- eMthenteni
- Umtentweni Location within KwaZulu-Natal Umtentweni Location within South Africa
- Coordinates: 30°43′S 30°28′E﻿ / ﻿30.717°S 30.467°E
- Country: South Africa
- Province: KwaZulu-Natal
- District: Ugu
- Municipality: Ray Nkonyeni
- Main Place: Port Shepstone

Area
- • Total: 8.29 km^{2} (3.20 sq mi)

Population (2011)
- • Total: 4,383
- • Density: 529/km^{2} (1,370/sq mi)

Racial makeup (2011)
- • Black African: 19.7%
- • Coloured: 2.6%
- • Indian/Asian: 7.7%
- • White: 69.3%
- • Other: 0.7%

First languages (2011)
- • English: 64.7%
- • Afrikaans: 21.3%
- • Zulu: 8.6%
- • Xhosa: 2.8%
- • Other: 2.6%
- Time zone: UTC+2 (SAST)
- Postal code (street): 4235
- PO box: 4235
- Area code: 039

= Umtentweni =

Coastal village in KwaZulu-Natal, South Africa

Umtentweni, also officially known as eMthenteni, is a small coastal resort on the South Coast of KwaZulu-Natal, South Africa, between the Mzimkulu River (the great home of all rivers) and the Mtentweni River (named after a species of grass that grows on its banks). It forms part of the coastal town of Port Shepstone in the Ray Nkonyeni Local Municipality (part of the Ugu District Municipality), KwaZulu-Natal, South Africa. It is a relatively clean and quiet residential resort; it has become an attractive destination for people aiming to get away from city life. Most of the village is filled with complexes, flats, bed and breakfasts and suburban-style houses. Twenty years ago the whole of Umtentweni consisted of a lot of greenery and wildlife. All this has changed due to the growing popularity of this small resort and the constant clearing for new housing.

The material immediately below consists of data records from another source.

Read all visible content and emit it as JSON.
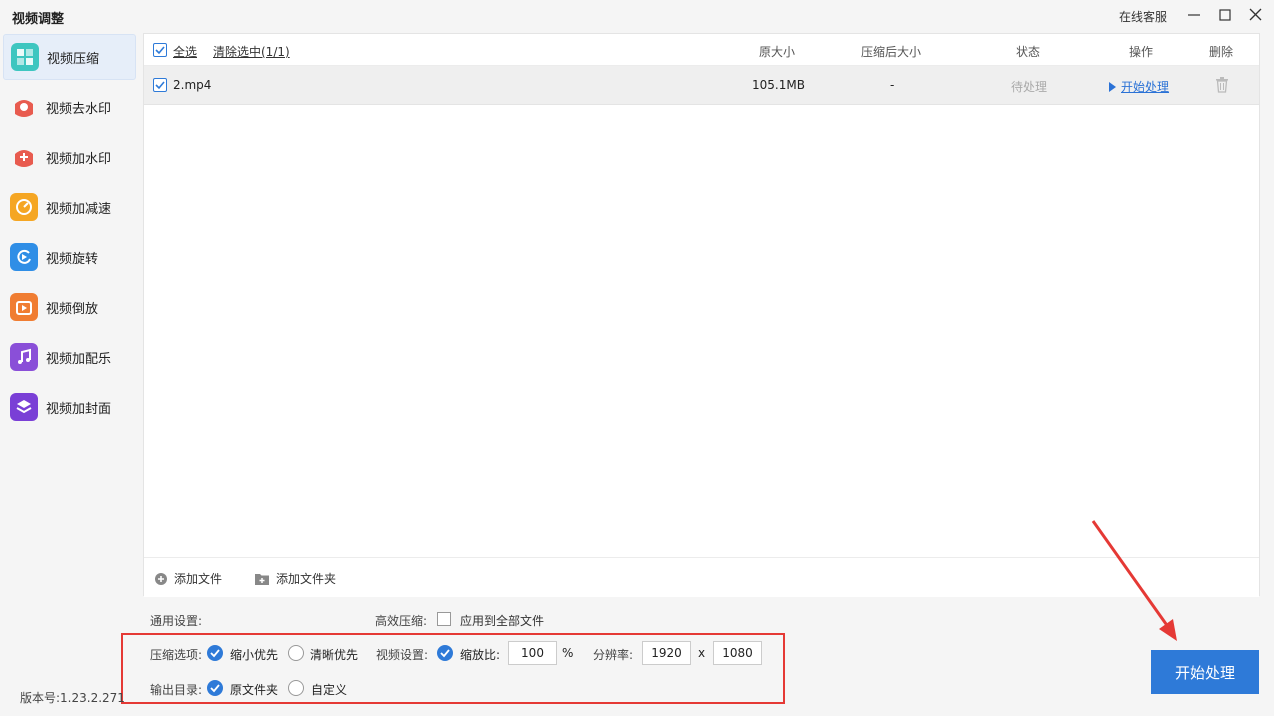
{
  "app": {
    "title": "视频调整",
    "support_label": "在线客服"
  },
  "sidebar": {
    "items": [
      {
        "label": "视频压缩",
        "icon": "compress-icon",
        "color": "#3ec6c0",
        "active": true
      },
      {
        "label": "视频去水印",
        "icon": "remove-watermark-icon",
        "color": "#e85b4f"
      },
      {
        "label": "视频加水印",
        "icon": "add-watermark-icon",
        "color": "#e85b4f"
      },
      {
        "label": "视频加减速",
        "icon": "speed-icon",
        "color": "#f5a623"
      },
      {
        "label": "视频旋转",
        "icon": "rotate-icon",
        "color": "#2f8ee6"
      },
      {
        "label": "视频倒放",
        "icon": "reverse-icon",
        "color": "#f07d32"
      },
      {
        "label": "视频加配乐",
        "icon": "music-icon",
        "color": "#8a4fd8"
      },
      {
        "label": "视频加封面",
        "icon": "cover-icon",
        "color": "#7a3fd6"
      }
    ]
  },
  "table": {
    "select_all": "全选",
    "clear_selection": "清除选中(1/1)",
    "columns": {
      "original_size": "原大小",
      "compressed_size": "压缩后大小",
      "status": "状态",
      "action": "操作",
      "delete": "删除"
    },
    "rows": [
      {
        "name": "2.mp4",
        "original_size": "105.1MB",
        "compressed_size": "-",
        "status": "待处理",
        "action": "开始处理"
      }
    ]
  },
  "footer": {
    "add_file": "添加文件",
    "add_folder": "添加文件夹"
  },
  "settings": {
    "general_label": "通用设置:",
    "efficient_label": "高效压缩:",
    "apply_all_label": "应用到全部文件",
    "compress_option_label": "压缩选项:",
    "option_small": "缩小优先",
    "option_clear": "清晰优先",
    "video_settings_label": "视频设置:",
    "scale_label": "缩放比:",
    "scale_value": "100",
    "percent": "%",
    "resolution_label": "分辨率:",
    "res_width": "1920",
    "res_x": "x",
    "res_height": "1080",
    "output_dir_label": "输出目录:",
    "output_original": "原文件夹",
    "output_custom": "自定义"
  },
  "version": "版本号:1.23.2.271",
  "start_button": "开始处理",
  "colors": {
    "accent": "#2e7ad8",
    "highlight": "#e53935"
  }
}
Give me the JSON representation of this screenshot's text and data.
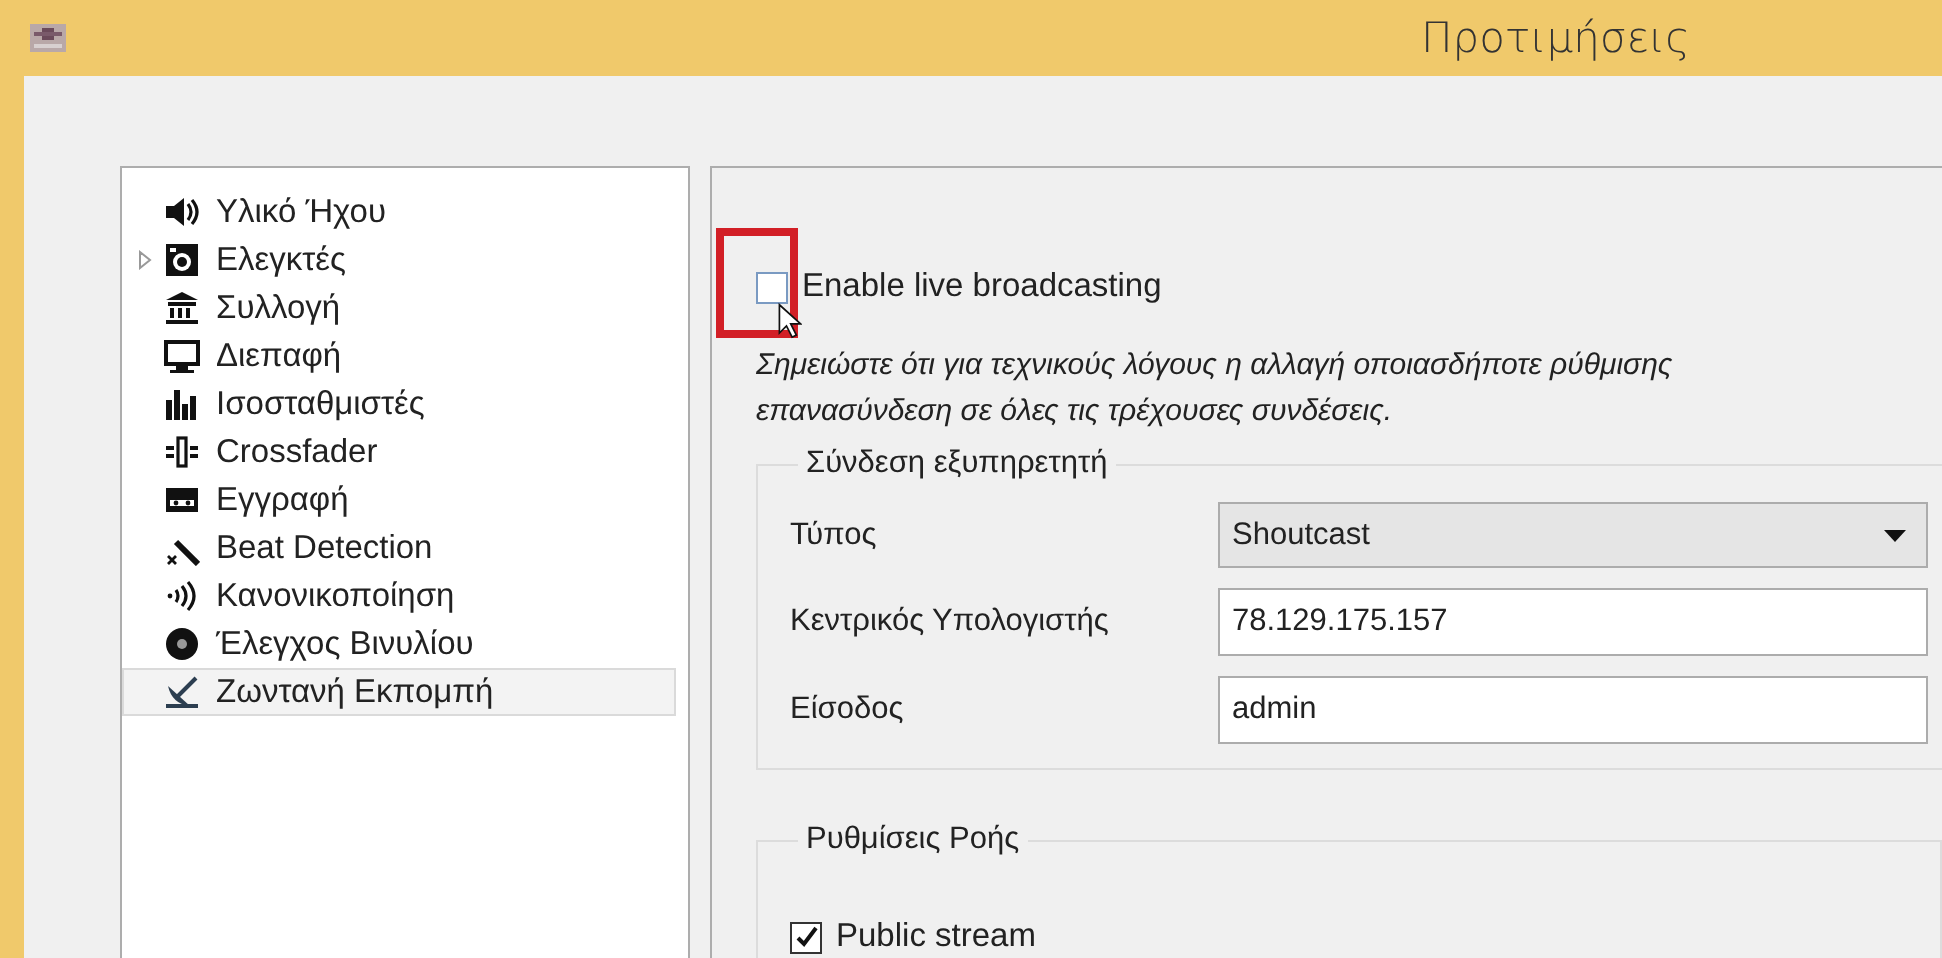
{
  "window": {
    "title": "Προτιμήσεις"
  },
  "sidebar": {
    "items": [
      {
        "kind": "speaker",
        "label": "Υλικό Ήχου",
        "expandable": false,
        "selected": false
      },
      {
        "kind": "controller",
        "label": "Ελεγκτές",
        "expandable": true,
        "selected": false
      },
      {
        "kind": "library",
        "label": "Συλλογή",
        "expandable": false,
        "selected": false
      },
      {
        "kind": "monitor",
        "label": "Διεπαφή",
        "expandable": false,
        "selected": false
      },
      {
        "kind": "equalizer",
        "label": "Ισοσταθμιστές",
        "expandable": false,
        "selected": false
      },
      {
        "kind": "crossfader",
        "label": "Crossfader",
        "expandable": false,
        "selected": false
      },
      {
        "kind": "cassette",
        "label": "Εγγραφή",
        "expandable": false,
        "selected": false
      },
      {
        "kind": "wand",
        "label": "Beat Detection",
        "expandable": false,
        "selected": false
      },
      {
        "kind": "waves",
        "label": "Κανονικοποίηση",
        "expandable": false,
        "selected": false
      },
      {
        "kind": "disc",
        "label": "Έλεγχος Βινυλίου",
        "expandable": false,
        "selected": false
      },
      {
        "kind": "dish",
        "label": "Ζωντανή Εκπομπή",
        "expandable": false,
        "selected": true
      }
    ]
  },
  "broadcast": {
    "enable": {
      "label": "Enable live broadcasting",
      "checked": false
    },
    "note": "Σημειώστε ότι για τεχνικούς λόγους η αλλαγή οποιασδήποτε ρύθμισης\nεπανασύνδεση σε όλες τις τρέχουσες συνδέσεις.",
    "server_group": {
      "title": "Σύνδεση εξυπηρετητή",
      "fields": [
        {
          "kind": "dropdown",
          "label": "Τύπος",
          "value": "Shoutcast"
        },
        {
          "kind": "text",
          "label": "Κεντρικός Υπολογιστής",
          "value": "78.129.175.157"
        },
        {
          "kind": "text",
          "label": "Είσοδος",
          "value": "admin"
        }
      ]
    },
    "stream_group": {
      "title": "Ρυθμίσεις Ροής",
      "options": [
        {
          "label": "Public stream",
          "checked": true
        }
      ]
    }
  }
}
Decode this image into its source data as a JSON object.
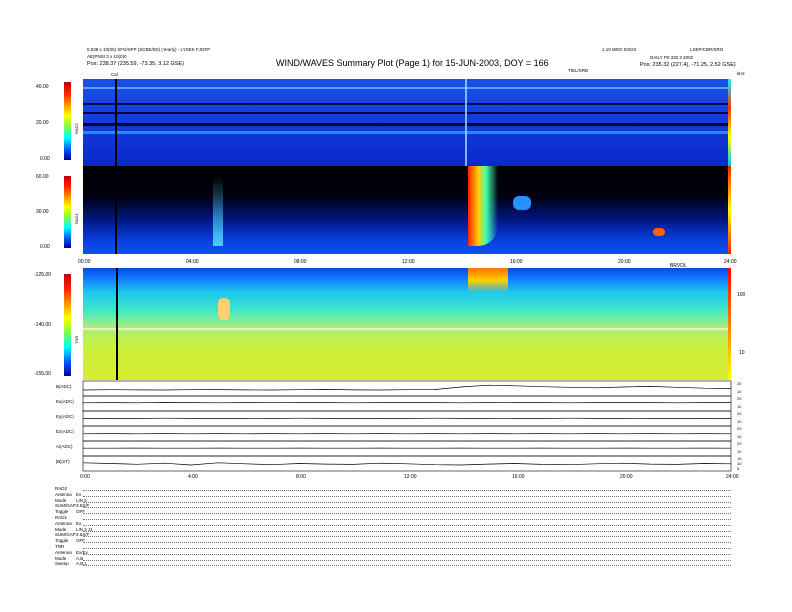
{
  "header": {
    "title": "WIND/WAVES Summary Plot (Page 1) for 15-JUN-2003, DOY = 166",
    "left_line1": "0.538 x 10(00) SFG/SFP (SCBE/D0) (Yearly) - LYSEK FJGFP",
    "left_line2": "AE(PNSI 3 x 10(0)0",
    "left_line3": "Pos:  238.37 (235.59, -73.35, 3.12 GSE)",
    "right_line1": "1.10 WED 03/O3",
    "right_line2": "LSEP/CBR/SRO",
    "right_line3": "DAILY P0 335 3 2002",
    "right_line4": "Pos:  235.32 (227.4), -71.25, 2.52 GSE)",
    "cal_label": "Cal",
    "panel1_tag": "TIEL/SRB",
    "right_khz": "kHz"
  },
  "chart_data": [
    {
      "type": "heatmap",
      "title": "",
      "ylabel": "RAD2",
      "yticks": [
        "40.00",
        "20.00",
        "0.00"
      ]
    },
    {
      "type": "heatmap",
      "title": "",
      "ylabel": "RAD1",
      "yticks": [
        "60.00",
        "30.00",
        "0.00"
      ],
      "xticks": [
        "00:00",
        "04:00",
        "08:00",
        "12:00",
        "16:00",
        "20:00",
        "24:00"
      ]
    },
    {
      "type": "heatmap",
      "title": "",
      "ylabel": "TNR",
      "yticks": [
        "-125.00",
        "-140.00",
        "-155.00"
      ],
      "right_ticks": [
        "100",
        "10"
      ],
      "right_tag": "BRVDL"
    },
    {
      "type": "line",
      "title": "",
      "x_range_hours": [
        0,
        24
      ],
      "xticks": [
        "0:00",
        "4:00",
        "8:00",
        "12:00",
        "16:00",
        "20:00",
        "24:00"
      ],
      "series": [
        {
          "name": "B(ADC)",
          "right_ticks": [
            "20",
            "10"
          ],
          "values": [
            0.4,
            0.42,
            0.41,
            0.4,
            0.42,
            0.43,
            0.41,
            0.4,
            0.42,
            0.44,
            0.41,
            0.4,
            0.42,
            0.43,
            0.6,
            0.72,
            0.68,
            0.62,
            0.58,
            0.55,
            0.6,
            0.64,
            0.58,
            0.52,
            0.5
          ]
        },
        {
          "name": "Ex(ADC)",
          "right_ticks": [
            "20",
            "10"
          ],
          "values": [
            0.55,
            0.56,
            0.55,
            0.57,
            0.56,
            0.55,
            0.56,
            0.58,
            0.57,
            0.56,
            0.55,
            0.56,
            0.57,
            0.56,
            0.55,
            0.56,
            0.57,
            0.56,
            0.55,
            0.56,
            0.57,
            0.56,
            0.55,
            0.56,
            0.56
          ]
        },
        {
          "name": "Ey(ADC)",
          "right_ticks": [
            "20",
            "10"
          ],
          "values": [
            0.5,
            0.51,
            0.5,
            0.52,
            0.51,
            0.5,
            0.51,
            0.5,
            0.52,
            0.51,
            0.5,
            0.51,
            0.5,
            0.52,
            0.51,
            0.5,
            0.51,
            0.5,
            0.52,
            0.51,
            0.5,
            0.51,
            0.5,
            0.51,
            0.5
          ]
        },
        {
          "name": "Ez(ADC)",
          "right_ticks": [
            "20",
            "10"
          ],
          "values": [
            0.48,
            0.49,
            0.48,
            0.49,
            0.48,
            0.49,
            0.48,
            0.49,
            0.48,
            0.49,
            0.48,
            0.49,
            0.48,
            0.49,
            0.48,
            0.49,
            0.48,
            0.49,
            0.48,
            0.49,
            0.48,
            0.49,
            0.48,
            0.49,
            0.48
          ]
        },
        {
          "name": "Ai(ADC)",
          "right_ticks": [
            "20",
            "10"
          ],
          "values": [
            0.52,
            0.52,
            0.53,
            0.52,
            0.52,
            0.53,
            0.52,
            0.52,
            0.53,
            0.52,
            0.52,
            0.53,
            0.52,
            0.52,
            0.53,
            0.52,
            0.52,
            0.53,
            0.52,
            0.52,
            0.53,
            0.52,
            0.52,
            0.53,
            0.52
          ]
        },
        {
          "name": "|B|(nT)",
          "right_ticks": [
            "15",
            "10",
            "5"
          ],
          "values": [
            0.55,
            0.5,
            0.45,
            0.52,
            0.4,
            0.55,
            0.48,
            0.42,
            0.5,
            0.46,
            0.44,
            0.52,
            0.48,
            0.42,
            0.4,
            0.46,
            0.5,
            0.44,
            0.42,
            0.48,
            0.52,
            0.46,
            0.44,
            0.5,
            0.48
          ]
        }
      ]
    }
  ],
  "footer": {
    "rows": [
      {
        "label": "RAD2",
        "value": ""
      },
      {
        "label": "Antenna",
        "value": "Ex"
      },
      {
        "label": "Mode",
        "value": "LIN 5"
      },
      {
        "label": "SUM/GAP",
        "value": "3.5S/F"
      },
      {
        "label": "Toggle",
        "value": "OFF"
      },
      {
        "label": "RAD1",
        "value": ""
      },
      {
        "label": "Antenna",
        "value": "Ex"
      },
      {
        "label": "Mode",
        "value": "LIN 2 J1"
      },
      {
        "label": "SUM/GAP",
        "value": "3.5S/F"
      },
      {
        "label": "Toggle",
        "value": "OFF"
      },
      {
        "label": "TNR",
        "value": ""
      },
      {
        "label": "Antenna",
        "value": "Ex/Ey"
      },
      {
        "label": "Mode",
        "value": "A,B"
      },
      {
        "label": "Sweep",
        "value": "A,B,L"
      }
    ]
  },
  "colors": {
    "background_low": "#0a2ad8",
    "burst_high": "#ff2000",
    "tnr_high": "#c8e83a"
  }
}
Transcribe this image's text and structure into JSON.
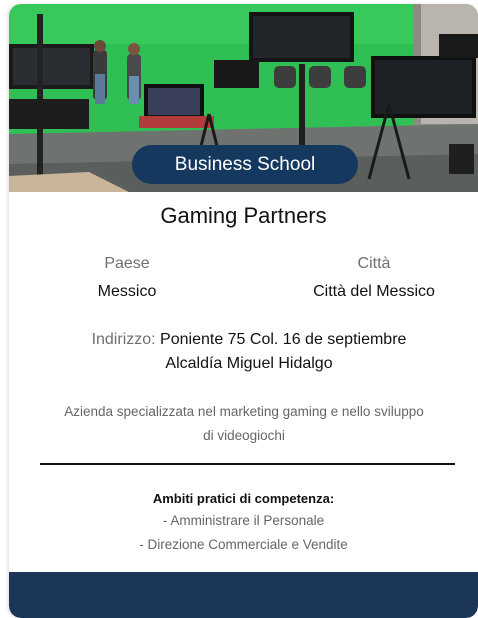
{
  "card": {
    "badge": "Business School",
    "company_name": "Gaming Partners",
    "country_label": "Paese",
    "country_value": "Messico",
    "city_label": "Città",
    "city_value": "Città del Messico",
    "address_label": "Indirizzo:",
    "address_line1": "Poniente 75 Col. 16 de septiembre",
    "address_line2": "Alcaldía Miguel Hidalgo",
    "description": "Azienda specializzata nel marketing gaming e nello sviluppo di videogiochi",
    "skills_title": "Ambiti pratici di competenza:",
    "skills": [
      "- Amministrare il Personale",
      "- Direzione Commerciale e Vendite"
    ]
  },
  "colors": {
    "badge_bg": "#15385f",
    "footer_bg": "#1b3656",
    "green_screen": "#2fbf55"
  }
}
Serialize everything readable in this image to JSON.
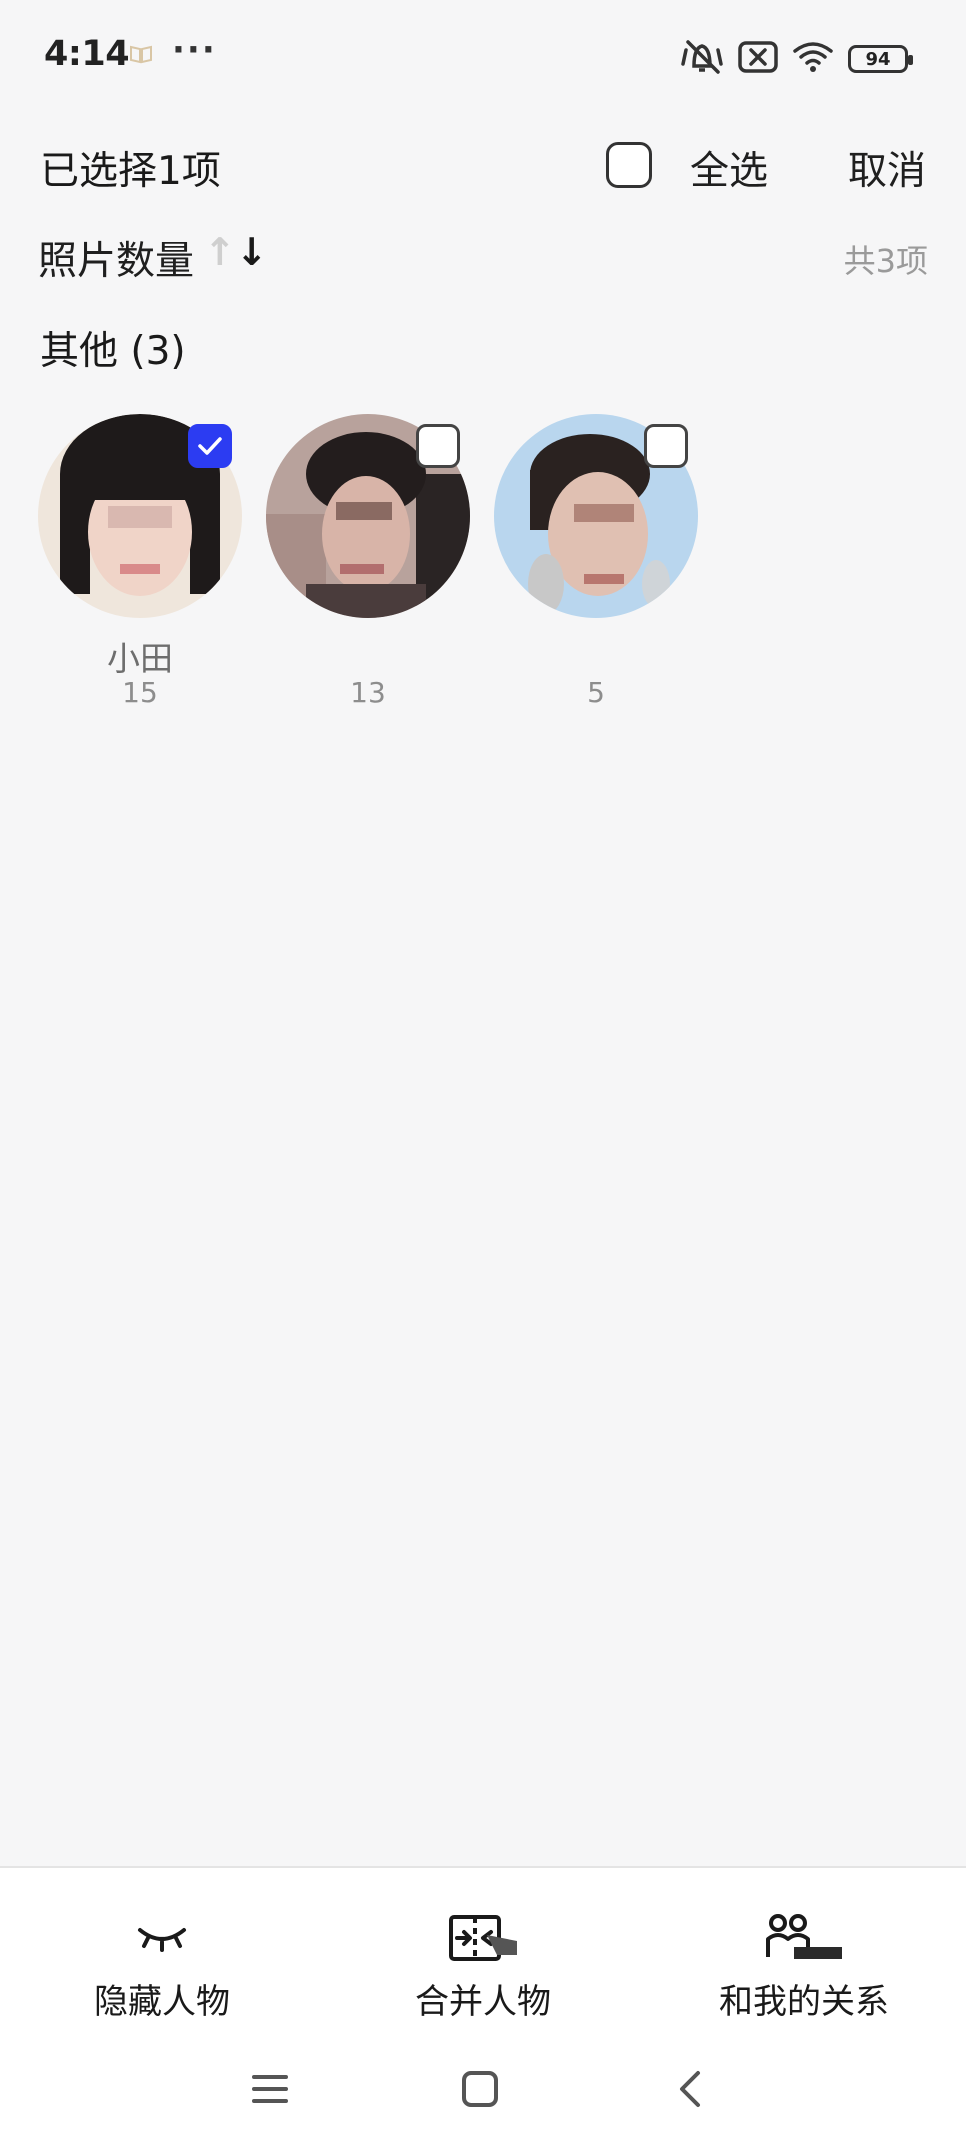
{
  "status_bar": {
    "time": "4:14",
    "book_icon": "book-icon",
    "dots": "···",
    "battery_level": "94"
  },
  "header": {
    "selected_count": "已选择1项",
    "select_all": "全选",
    "cancel": "取消"
  },
  "sort": {
    "label": "照片数量",
    "icon_up": "↑",
    "icon_down": "↓",
    "total": "共3项"
  },
  "section": {
    "title": "其他 (3)"
  },
  "people": [
    {
      "name": "小田",
      "count": "15",
      "selected": true
    },
    {
      "name": "",
      "count": "13",
      "selected": false
    },
    {
      "name": "",
      "count": "5",
      "selected": false
    }
  ],
  "toolbar": {
    "hide": "隐藏人物",
    "merge": "合并人物",
    "relation": "和我的关系"
  },
  "colors": {
    "accent": "#2c3cf2",
    "background": "#f6f6f7"
  }
}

The Port Shepstone Country Club is also located in Umtentweni on the banks of the Mzimkhulu River. There is also a public beach, a whale deck and a tennis club.

==Name change==
As of 10 February 2006, the coastal resort was officially renamed from "eMtentweni" to "eMthenteni" as part of the government's renaming scheme by the South African Geographical Names Council. However, the name change has largely been ignored with road signs and usage of the old name "Umtentweni" or "eMtentweni" still being used.

==Geography==
Umtentweni is located on elevated land overlooking the Indian Ocean, densely covered by subtropical vegetation that stretches the entirety of the Hibiscus Coast. It is situated between the Mtentweni River to the north, beyond which lies Sea Park and the Mzimkhulu River to the south, beyond which lies Port Shepstone.

==Transport==
=== Roads ===
Umtentweni is situated along the R102 connecting Melville to the north with Port Shepstone CBD to the south. The area also lies just off the N2 highway connecting Marburg to the south-west with Durban to the north-east. Running north-west, Rethman Drive connects the suburb with St Faith’s and provides access to the N2.

==== Tolling ====
The N2, forming part of the South Coast Toll Route, involves the payment of toll at the tollgates of the Umtentweni Ramp Toll Plaza, situated on the northern on and off-ramps of the Rethman Drive interchange (Exit 51). Traffic arriving from the north to turn off at exit 51 and traffic joining the N2 N from Rethman Drive must pass through the respective ramp tollgates. The R102 to Melville and Port Shepstone Central serves as the untolled alternative route to the N2.